Turki akan membawa kasus pembunuhan wartawan senior Jamal Khashoggi ke ranah penyidikan internasional agar penyelesaiannya bisa lebih transparan.
Antusiasme itu memunculkan pertanyaan, kenapa Turki berkepentingan menyelesaikan kasus ini lebih transparan? Apakah Turki akan mengorbankan hubungan baiknya dengan Arab Saudi yang terjalin selama ini? Masih banyak lagi pertanyaan muncul terkait keinginan Turki tersebut.
Seperti dimuat di harian ini, Senin (10/12/2018), Menteri Peradilan Turki Abdulhamit Gul menegaskan, segala persiapan hukum dan teknis terkait kasus pembunuhan Khashoggi siap dibawa ke ranah internasional. Turki akan bekerja sama dengan masyarakat internasional untuk mencapai hasil terkait pembunuhan Khashoggi.
Pernyataan Gul menanggapi penegasan Menteri Luar Negeri Arab Saudi Adel al-Jubeir dalam jumpa pers seusai berakhirnya Konferensi Tingkat Tinggi Dewan Kerja Sama Teluk (GCC) di Riyadh, Minggu.

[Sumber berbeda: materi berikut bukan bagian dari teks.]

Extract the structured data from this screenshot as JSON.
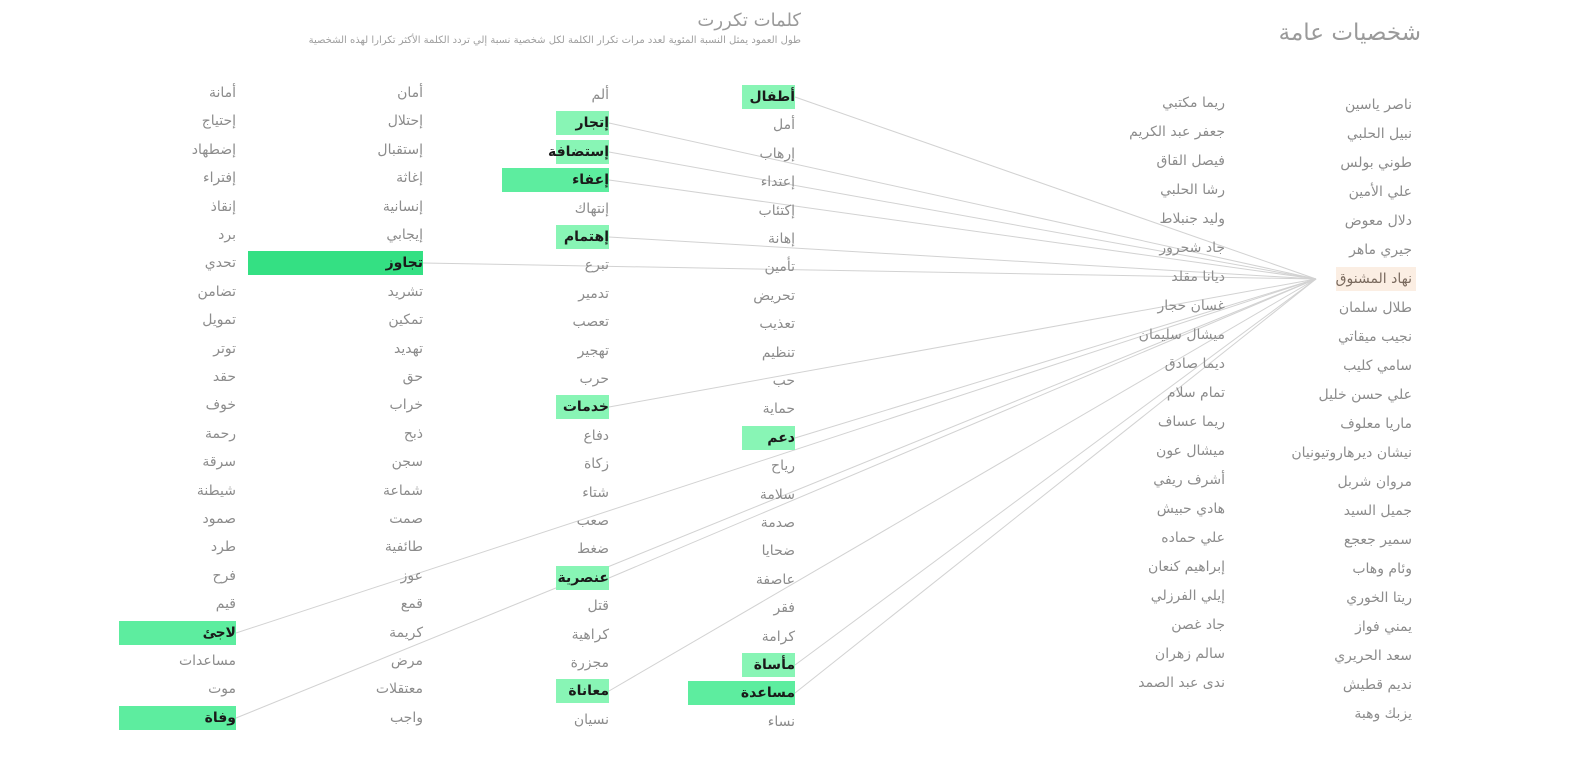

Jubeir menolak menyerahkan warga Arab Saudi yang menjadi tersangka pembunuhan Khashoggi kepada otoritas Turki.
Sebelumnya, jaksa penuntut umum di Istanbul menyebutkan, Saud al-Qahtani dan Ahmed Asiri terlibat dalam perencanaan pembunuhan Khashoggi. Al-Qahtani selama ini menjabat penasihat politik dan media Putra Mahkota Arab Saudi Pangeran Mohammed bin Salman. Ahmed Asiri menjabat wakil kepala intelijen Arab Saudi.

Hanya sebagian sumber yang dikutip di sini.